Cela a généré toutes sortes d’opinions. Comme vous pouvez l’imaginer, les Barbadiens ont un fort sentiment d’appartenance à l’égard de leurs rives et de leurs plages. Mais on ne peut pas plaire à tout le monde et il faut faire ce qui est dans l’intérêt public.

Karima Degia, directrice adjointe au cabinet du Premier ministre de la Barbade, Mia Mottley

Contrairement à ce que l’on pourrait penser, la menace ici ne vient pas uniquement de la mer. Ricardo Marshall nous montre le paysage qui s’élève à mesure que l’on s’éloigne de la côte. La topographie de l’île fait que la côte ouest, particulièrement développée, se situe à l’embouchure d’une sorte de bassin naturel. Lorsque les tempêtes tropicales frappent – ​​et elles frappent de plus en plus souvent et de plus en plus fort – l’eau de pluie dévale les pentes et converge ici, où elle inonde tout.

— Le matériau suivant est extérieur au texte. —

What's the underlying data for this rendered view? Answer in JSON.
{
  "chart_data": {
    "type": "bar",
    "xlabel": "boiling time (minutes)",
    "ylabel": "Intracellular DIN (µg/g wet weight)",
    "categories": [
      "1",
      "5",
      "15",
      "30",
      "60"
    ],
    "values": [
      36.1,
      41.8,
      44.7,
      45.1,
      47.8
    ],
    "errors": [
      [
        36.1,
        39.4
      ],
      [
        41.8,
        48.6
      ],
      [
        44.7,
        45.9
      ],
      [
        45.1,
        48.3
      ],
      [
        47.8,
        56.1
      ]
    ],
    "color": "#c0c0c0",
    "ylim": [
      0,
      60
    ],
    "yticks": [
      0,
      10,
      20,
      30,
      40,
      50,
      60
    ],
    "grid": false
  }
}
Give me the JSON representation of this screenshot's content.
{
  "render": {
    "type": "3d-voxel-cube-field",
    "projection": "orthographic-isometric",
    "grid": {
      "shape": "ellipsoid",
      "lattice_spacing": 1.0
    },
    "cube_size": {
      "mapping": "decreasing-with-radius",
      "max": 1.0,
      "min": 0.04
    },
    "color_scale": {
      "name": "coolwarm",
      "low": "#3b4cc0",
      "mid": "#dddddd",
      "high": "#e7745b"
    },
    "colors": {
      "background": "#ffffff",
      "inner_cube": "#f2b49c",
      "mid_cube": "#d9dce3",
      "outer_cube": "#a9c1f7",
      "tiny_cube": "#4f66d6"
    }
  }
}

Pour contrer le phénomène, Roofs to Reefs a construit tout un système de canalisations destiné à évacuer l’excès d’eau vers l’océan. De grands fossés herbeux ont également été aménagés pour accueillir l’excédent d’eau.

Protéger les infrastructures est une chose, mais le gouvernement de la Barbade souhaite également protéger ses citoyens. Un programme ambitieux appelé HOPE vise à construire 10 000 maisons économes en énergie et résistantes aux ouragans pour les résidents à faible revenu.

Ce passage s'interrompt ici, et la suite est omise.